Amiens claims to have been badly damaged in both World Wars and that is why a lot of the old buildings are no longer there. However, the ‘miraculous’ sparing of the tourist-magnetic Gothic cathedral may reveal a darker truth.
My own theory is that there was a more recent covert operation to surreptitiously remove all the quaint little medieval buildings one by one. I reckon they demolished them at the rate of one a night whilst everyone was asleep. Over a couple of months, and before anyone had noticed, they’d managed to transform Amiens into Croydon i.e. a vacuous place with nothing but coffee, phone, sportswear and betting shops.
So now Amiens is a bustling shopping hub with little charm, unless you are a caffeine-addicted text-junky gambler with a penchant for labels being worn on the outside of your inflammable tracksuit bottoms. Making a French city into one huge shopping-mall is all well and good, but if you are visiting from the UK you’ll find that your meek and subservient English pound will currently buy you sod-all when it locks horns with the mighty Euro. At the latest exchange rate I was able to buy only a postcard, a croissant and an onion for £523. And that was after haggling over the onion.
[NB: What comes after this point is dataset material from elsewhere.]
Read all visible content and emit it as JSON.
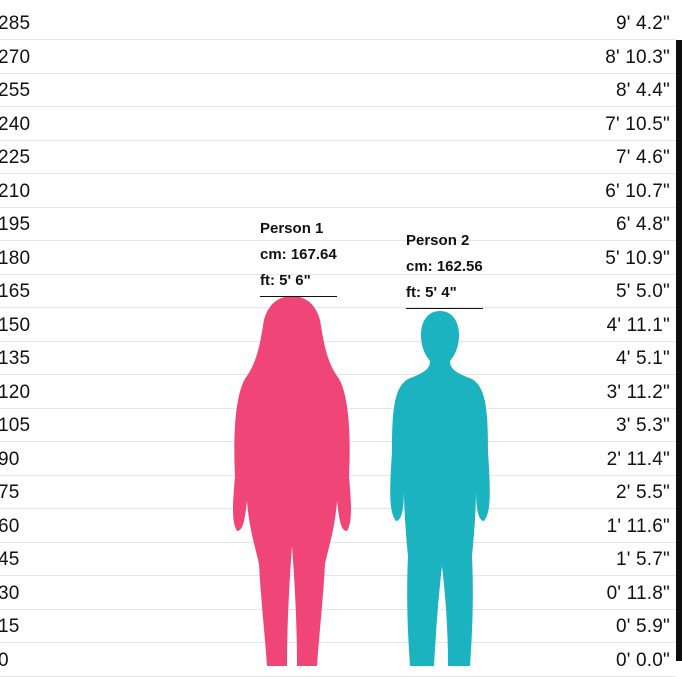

Having said that, there is a very nice zoo in Amiens where I was able to negotiate with a gibbon over a banana. The banana was a snip at only £68. Also included in your entrance price are amusing penguins and smelly elephants.
Rather than banana-trading with streetwise gibbons, a much more profitable time with animals can be found at Amiens Hippodrome. This is a race track for horses, not hippopotami. They don’t race hippos any more, that was banned many years ago along with mole-teasing and weasel-sharpening.
As well as seeing which horse can run the fastest, as you would expect at the races, they also engage in a continental oddity called ‘trotting’. Trotting is where the jockey sits in a little chariot right behind the horse’s bum. This can be mighty unpleasant if the horse suddenly slams on its brakes. There’s a French charity that exists to provide mental-health support to jockeys that have been traumatised by having seen far too much of the inside of a horse’s rectum.
In ‘trotting’ the horses have to run in a certain way, i.e. a trot, and they are not allowed to break into an all-out sprint. To ensure fair play there is a mini-bus full of referees that follow the horses around to make sure they trot properly and they aren’t tempted into a sneaky gallop. They also watch out for Ben-Hur type blades coming out of the chariot wheels.
On the evening I visited the Hippodrome I was quite clever with my investments and I managed to make a profit of two Euros on my bets. This may seem like a small amount but once I got home, and exchanged my money into English pounds, this was enough to buy a three-bedroom house in Chelsea.